The collaboration, the Tumor neoantigEn SeLection Alliance (TESLA), includes 30 of the world’s leading cancer neoantigen research groups from both academia and industry. Because these tumor markers are both specific to each individual and unlikely to be present on normal healthy cells, neoantigens represent an optimal target for the immune system and make possible a new class of highly personalized vaccines with the potential for significant efficacy with reduced side effects.

Participating research groups will receive genetic sequences from both normal and cancerous tissues. Using each laboratory’s own algorithms, each group will output a set of predicted neoantigens that are anticipated to be present on the tumor cells and recognizable by the immune system. The predictions will then be validated through a series of tests to assess which predictions are most likely to be correct and recognizable by T-cells. Through this effort, each participant will be provided with data to inform and to further improve their algorithms and therefore the potential effectiveness of personalized neoantigen vaccines for cancer.

“Bringing together the world’s best neoantigen research organizations to accelerate the discovery of personalized cancer immunotherapies is exactly the type of bold research collaboration that I envisioned when launching the Parker Institute,” said Sean Parker, founder of the Parker Institute for Cancer Immunotherapy. “This alliance will not only leverage the immense talents of each of the researchers but will also harness the power of bioinformatics, which I believe will be critical to driving breakthroughs.”
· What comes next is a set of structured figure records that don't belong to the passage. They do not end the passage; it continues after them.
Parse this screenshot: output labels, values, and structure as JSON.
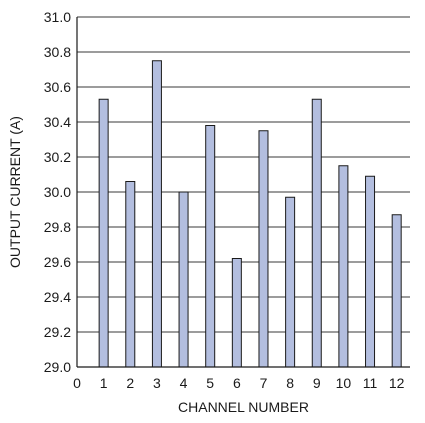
{
  "chart_data": {
    "type": "bar",
    "title": "",
    "xlabel": "CHANNEL NUMBER",
    "ylabel": "OUTPUT CURRENT (A)",
    "categories": [
      "1",
      "2",
      "3",
      "4",
      "5",
      "6",
      "7",
      "8",
      "9",
      "10",
      "11",
      "12"
    ],
    "values": [
      30.53,
      30.06,
      30.75,
      30.0,
      30.38,
      29.62,
      30.35,
      29.97,
      30.53,
      30.15,
      30.09,
      29.87
    ],
    "xlim": [
      0,
      12.5
    ],
    "ylim": [
      29.0,
      31.0
    ],
    "x_ticks": [
      "0",
      "1",
      "2",
      "3",
      "4",
      "5",
      "6",
      "7",
      "8",
      "9",
      "10",
      "11",
      "12"
    ],
    "y_ticks": [
      "29.0",
      "29.2",
      "29.4",
      "29.6",
      "29.8",
      "30.0",
      "30.2",
      "30.4",
      "30.6",
      "30.8",
      "31.0"
    ],
    "grid": "horizontal",
    "bar_color": "#b3bedf",
    "bar_edge_color": "#1a1a1a"
  }
}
The goal of the initiative is to help participating groups test and continually improve the mathematical algorithms they use to analyze tumor DNA and RNA sequences in order to predict the neoantigens that are likely to be present on each patient’s cancer and most visible to the immune system. In support of this, Parker Institute and CRI have partnered with the open science nonprofit, Sage Bionetworks, to manage the bioinformatics and data analysis.
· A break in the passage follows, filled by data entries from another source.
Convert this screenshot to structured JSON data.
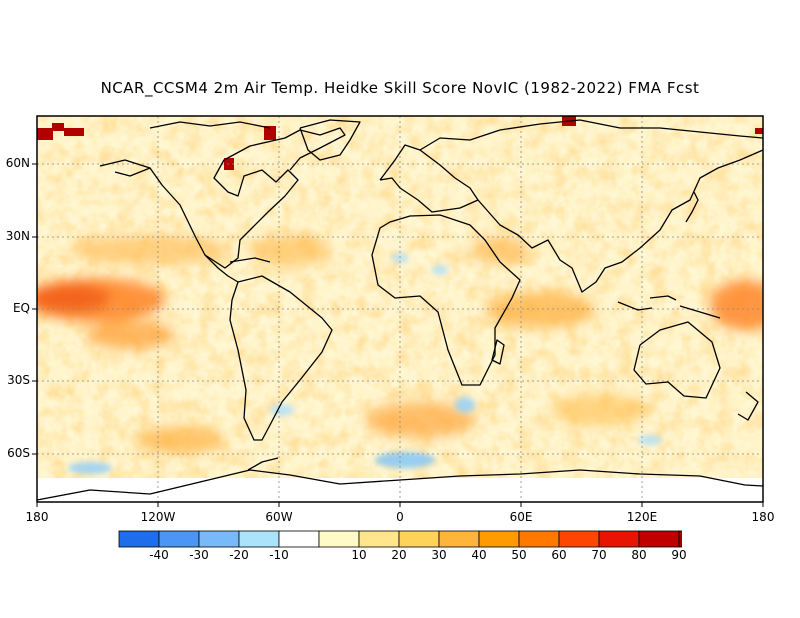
{
  "title": "NCAR_CCSM4 2m Air Temp. Heidke Skill Score NovIC (1982-2022) FMA Fcst",
  "lat_labels": [
    "60N",
    "30N",
    "EQ",
    "30S",
    "60S"
  ],
  "lon_labels": [
    "180",
    "120W",
    "60W",
    "0",
    "60E",
    "120E",
    "180"
  ],
  "colorbar": {
    "colors": [
      "#1e6eeb",
      "#4b96f5",
      "#78b9fa",
      "#aae3fa",
      "#ffffff",
      "#fffac8",
      "#ffe68c",
      "#ffd25a",
      "#ffb43c",
      "#ff9b00",
      "#ff7800",
      "#ff4600",
      "#e61400",
      "#c00000",
      "#a00000"
    ],
    "labels": [
      "-40",
      "-30",
      "-20",
      "-10",
      "10",
      "20",
      "30",
      "40",
      "50",
      "60",
      "70",
      "80",
      "90"
    ]
  }
}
Initially, the project is expected to focus on cancers such as advanced melanoma, colorectal cancer and non-small cell lung cancer that tend to have larger numbers of mutations and thus more neoantigens. Over time, the initiative will seek to broaden the relevance of neoantigen vaccines to a wide range of cancers.

Participants come from universities, biotech, the pharmaceutical industry and scientific nonprofits. The researchers represent a wide swath of scientific fields, including immunology, data science, genomics, molecular biology, and physics and engineering.
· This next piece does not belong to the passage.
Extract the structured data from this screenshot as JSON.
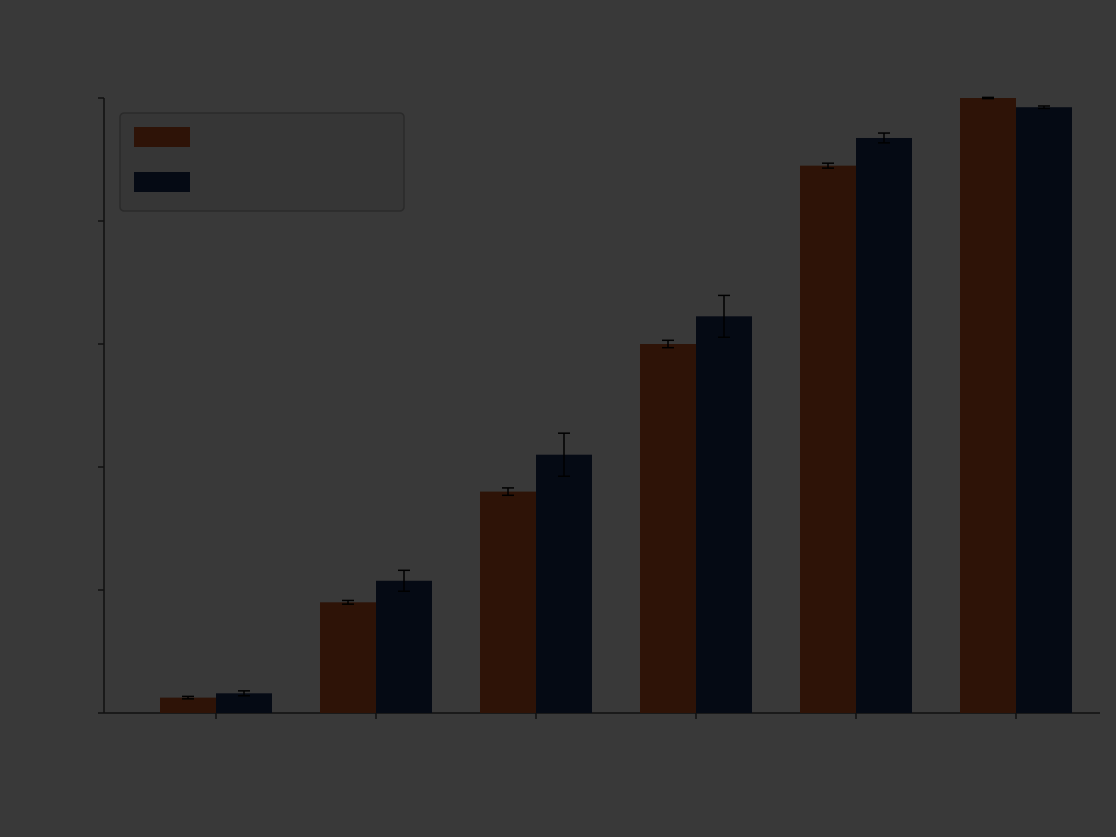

Neoantigens are markers present on the surface of cancer cells but absent on normal tissue, making them attractive drug target candidates. They commonly arise from mutations that occur as tumor cells rapidly divide and multiply. The immune system can recognize these markers as “foreign,” and as a result, target the cancer cell for destruction. In order to predict which neoantigens will be present on a patient’s tumor, researchers have developed software programs to analyze tumor DNA and output the unique set of markers that the immune system is most likely to recognize.